I am given the following Lagrangian:
$$L = \frac{ml^2}{2}\left((\dot\theta)^2 + \sin^2{(\theta)}\dot\phi^2\right) + \frac{I\dot\phi^2}{2} + mgl\cos{\theta}$$
which is meant to represent a simple pendulum mounted on a rotating turntable, and $m, g, l$, and $I$ are some physical constants.
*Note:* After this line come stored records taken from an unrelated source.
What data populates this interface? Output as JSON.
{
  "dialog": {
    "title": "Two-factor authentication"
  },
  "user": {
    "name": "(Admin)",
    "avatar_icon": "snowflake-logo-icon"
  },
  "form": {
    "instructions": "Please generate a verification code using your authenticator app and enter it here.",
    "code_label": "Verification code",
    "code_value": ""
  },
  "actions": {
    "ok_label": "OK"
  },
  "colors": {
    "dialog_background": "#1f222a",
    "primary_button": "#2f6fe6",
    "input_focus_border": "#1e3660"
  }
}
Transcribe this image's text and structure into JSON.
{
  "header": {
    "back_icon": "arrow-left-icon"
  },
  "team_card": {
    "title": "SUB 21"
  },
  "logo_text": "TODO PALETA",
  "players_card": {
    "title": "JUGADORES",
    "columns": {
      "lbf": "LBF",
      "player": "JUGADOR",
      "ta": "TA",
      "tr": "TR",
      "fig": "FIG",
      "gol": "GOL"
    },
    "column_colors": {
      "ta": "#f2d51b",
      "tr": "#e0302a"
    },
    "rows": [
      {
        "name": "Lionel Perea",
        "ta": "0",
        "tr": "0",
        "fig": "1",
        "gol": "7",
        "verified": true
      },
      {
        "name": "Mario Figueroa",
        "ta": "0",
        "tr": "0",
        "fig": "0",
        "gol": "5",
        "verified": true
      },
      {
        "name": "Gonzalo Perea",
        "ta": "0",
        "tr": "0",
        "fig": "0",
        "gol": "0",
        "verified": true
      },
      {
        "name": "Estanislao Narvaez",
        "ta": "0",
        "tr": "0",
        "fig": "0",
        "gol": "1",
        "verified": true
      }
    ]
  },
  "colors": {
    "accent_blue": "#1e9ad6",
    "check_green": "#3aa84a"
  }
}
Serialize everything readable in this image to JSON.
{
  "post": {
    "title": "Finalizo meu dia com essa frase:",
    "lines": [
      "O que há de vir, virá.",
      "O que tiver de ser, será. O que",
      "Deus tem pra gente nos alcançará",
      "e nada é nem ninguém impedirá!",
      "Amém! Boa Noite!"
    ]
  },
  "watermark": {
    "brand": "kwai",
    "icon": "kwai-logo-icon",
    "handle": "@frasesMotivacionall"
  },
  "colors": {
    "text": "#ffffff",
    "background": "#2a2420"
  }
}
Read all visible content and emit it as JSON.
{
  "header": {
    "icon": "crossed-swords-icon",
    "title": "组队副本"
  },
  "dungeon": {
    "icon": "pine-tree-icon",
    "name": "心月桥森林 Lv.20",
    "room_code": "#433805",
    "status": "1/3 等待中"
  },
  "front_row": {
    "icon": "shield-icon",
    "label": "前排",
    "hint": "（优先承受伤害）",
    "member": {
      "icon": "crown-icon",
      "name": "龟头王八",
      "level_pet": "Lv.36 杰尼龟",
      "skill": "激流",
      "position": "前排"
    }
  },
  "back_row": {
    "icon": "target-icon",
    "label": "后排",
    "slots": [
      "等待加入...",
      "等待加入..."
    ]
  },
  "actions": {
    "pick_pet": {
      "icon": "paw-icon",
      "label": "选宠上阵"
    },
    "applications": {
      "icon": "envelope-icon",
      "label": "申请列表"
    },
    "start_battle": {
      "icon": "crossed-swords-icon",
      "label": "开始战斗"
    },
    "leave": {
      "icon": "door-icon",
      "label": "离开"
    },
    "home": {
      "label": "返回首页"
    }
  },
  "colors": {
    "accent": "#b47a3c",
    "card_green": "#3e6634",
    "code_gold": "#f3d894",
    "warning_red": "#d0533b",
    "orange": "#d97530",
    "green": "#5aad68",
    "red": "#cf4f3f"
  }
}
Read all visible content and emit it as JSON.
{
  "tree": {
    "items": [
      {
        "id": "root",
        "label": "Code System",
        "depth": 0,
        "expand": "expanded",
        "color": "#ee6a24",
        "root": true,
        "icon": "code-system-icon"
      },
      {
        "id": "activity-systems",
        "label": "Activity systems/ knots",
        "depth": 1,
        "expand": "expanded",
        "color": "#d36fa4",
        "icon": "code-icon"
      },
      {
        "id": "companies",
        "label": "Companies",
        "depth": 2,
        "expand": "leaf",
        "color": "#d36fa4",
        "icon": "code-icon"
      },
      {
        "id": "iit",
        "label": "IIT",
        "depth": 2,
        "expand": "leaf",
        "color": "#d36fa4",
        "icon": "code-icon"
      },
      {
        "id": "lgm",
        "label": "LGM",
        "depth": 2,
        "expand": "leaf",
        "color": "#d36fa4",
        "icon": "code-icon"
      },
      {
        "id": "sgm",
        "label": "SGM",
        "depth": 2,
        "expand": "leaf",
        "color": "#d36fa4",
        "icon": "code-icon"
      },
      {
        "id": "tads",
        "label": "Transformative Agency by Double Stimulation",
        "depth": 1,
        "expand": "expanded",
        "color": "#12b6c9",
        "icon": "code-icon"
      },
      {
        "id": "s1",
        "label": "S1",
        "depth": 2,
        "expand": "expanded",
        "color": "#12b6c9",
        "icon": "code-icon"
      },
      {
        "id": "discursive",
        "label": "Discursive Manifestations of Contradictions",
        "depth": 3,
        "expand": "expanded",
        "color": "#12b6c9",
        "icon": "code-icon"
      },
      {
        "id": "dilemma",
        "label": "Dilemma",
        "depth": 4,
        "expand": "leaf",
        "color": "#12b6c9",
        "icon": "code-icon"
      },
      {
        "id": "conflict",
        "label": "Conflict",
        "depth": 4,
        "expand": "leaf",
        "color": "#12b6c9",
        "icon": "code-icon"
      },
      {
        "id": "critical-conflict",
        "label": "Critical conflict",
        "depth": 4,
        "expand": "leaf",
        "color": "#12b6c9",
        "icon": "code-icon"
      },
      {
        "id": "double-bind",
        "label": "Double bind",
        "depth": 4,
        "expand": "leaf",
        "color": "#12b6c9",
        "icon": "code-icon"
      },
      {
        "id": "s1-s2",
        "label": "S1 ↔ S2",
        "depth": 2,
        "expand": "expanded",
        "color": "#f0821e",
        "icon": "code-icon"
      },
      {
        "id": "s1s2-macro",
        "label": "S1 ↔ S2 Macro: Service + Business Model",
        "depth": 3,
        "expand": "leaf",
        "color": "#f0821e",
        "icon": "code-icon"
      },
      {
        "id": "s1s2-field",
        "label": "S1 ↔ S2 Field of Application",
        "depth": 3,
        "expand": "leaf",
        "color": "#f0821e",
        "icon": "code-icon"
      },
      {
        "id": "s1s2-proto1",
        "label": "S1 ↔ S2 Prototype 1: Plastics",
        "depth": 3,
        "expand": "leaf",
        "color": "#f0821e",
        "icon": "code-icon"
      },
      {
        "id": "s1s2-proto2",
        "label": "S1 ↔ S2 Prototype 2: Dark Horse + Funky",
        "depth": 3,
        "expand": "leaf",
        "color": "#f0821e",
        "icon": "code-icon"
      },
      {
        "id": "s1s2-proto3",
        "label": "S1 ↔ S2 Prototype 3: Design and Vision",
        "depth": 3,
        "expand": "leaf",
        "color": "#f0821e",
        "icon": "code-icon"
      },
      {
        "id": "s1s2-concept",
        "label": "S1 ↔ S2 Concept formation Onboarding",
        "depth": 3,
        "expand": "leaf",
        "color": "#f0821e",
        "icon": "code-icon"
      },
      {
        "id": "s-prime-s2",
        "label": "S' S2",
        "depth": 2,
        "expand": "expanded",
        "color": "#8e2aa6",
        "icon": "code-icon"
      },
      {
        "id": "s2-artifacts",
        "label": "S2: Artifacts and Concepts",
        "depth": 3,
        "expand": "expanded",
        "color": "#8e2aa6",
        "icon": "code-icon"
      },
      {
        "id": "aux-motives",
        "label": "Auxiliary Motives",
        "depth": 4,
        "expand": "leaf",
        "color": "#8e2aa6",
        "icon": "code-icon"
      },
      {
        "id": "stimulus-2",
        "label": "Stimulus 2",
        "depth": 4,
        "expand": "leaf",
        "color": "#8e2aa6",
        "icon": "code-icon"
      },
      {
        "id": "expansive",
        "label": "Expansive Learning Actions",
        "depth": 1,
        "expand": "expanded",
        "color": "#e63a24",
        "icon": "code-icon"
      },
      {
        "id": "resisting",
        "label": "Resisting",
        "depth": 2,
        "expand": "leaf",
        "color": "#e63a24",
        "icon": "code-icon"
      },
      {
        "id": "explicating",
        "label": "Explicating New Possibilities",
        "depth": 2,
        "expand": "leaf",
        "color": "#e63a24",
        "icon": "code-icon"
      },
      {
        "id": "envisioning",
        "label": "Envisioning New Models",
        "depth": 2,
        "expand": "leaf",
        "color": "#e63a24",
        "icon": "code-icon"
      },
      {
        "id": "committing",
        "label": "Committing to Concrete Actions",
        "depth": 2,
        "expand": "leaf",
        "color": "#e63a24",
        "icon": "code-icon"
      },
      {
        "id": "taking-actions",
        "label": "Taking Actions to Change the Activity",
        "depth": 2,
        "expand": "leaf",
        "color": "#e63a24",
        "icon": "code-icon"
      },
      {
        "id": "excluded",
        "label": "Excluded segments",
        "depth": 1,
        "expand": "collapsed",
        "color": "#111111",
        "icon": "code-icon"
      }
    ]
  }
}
The task is to obtain the equations of motion, which I think I did, but we were given no solutions, so I can't know for sure if I am correct or not.
To solve it I applied the Euler-Lagrange equation (ELE), separately on both the variables $\theta$ and $\phi$:
0 = $\frac{\partial L}{\partial \theta} - \frac{d}{dt}\left(\frac{\partial L}{\partial\dot\theta} \right) = \frac{ml^2}{2}\dot\phi^2\sin{2\theta}-mgl\sin{\theta} + ml^2 \ddot\theta$
from which the first equation of motion is: $\ddot\theta = \frac{g}{l}\sin{\theta}-\frac{1}{2}\dot\phi^2\sin{\theta}$.
Then I applied the ELE for $\phi$: 0 = $\frac{\partial L}{\partial \phi} - \frac{d}{dt}\left(\frac{\partial L}{\partial\dot\phi} \right) = (-ml^2\sin^2{\theta}-I)\ddot\phi = 0$.
This is where I sort of ran into trouble. My next reasoning was that since the term in the brackets isn't always zero, the only way for the equation to be satisfied is if $\ddot\phi=0$, but I don't know if this is appropriate in Lagrangian mechanics.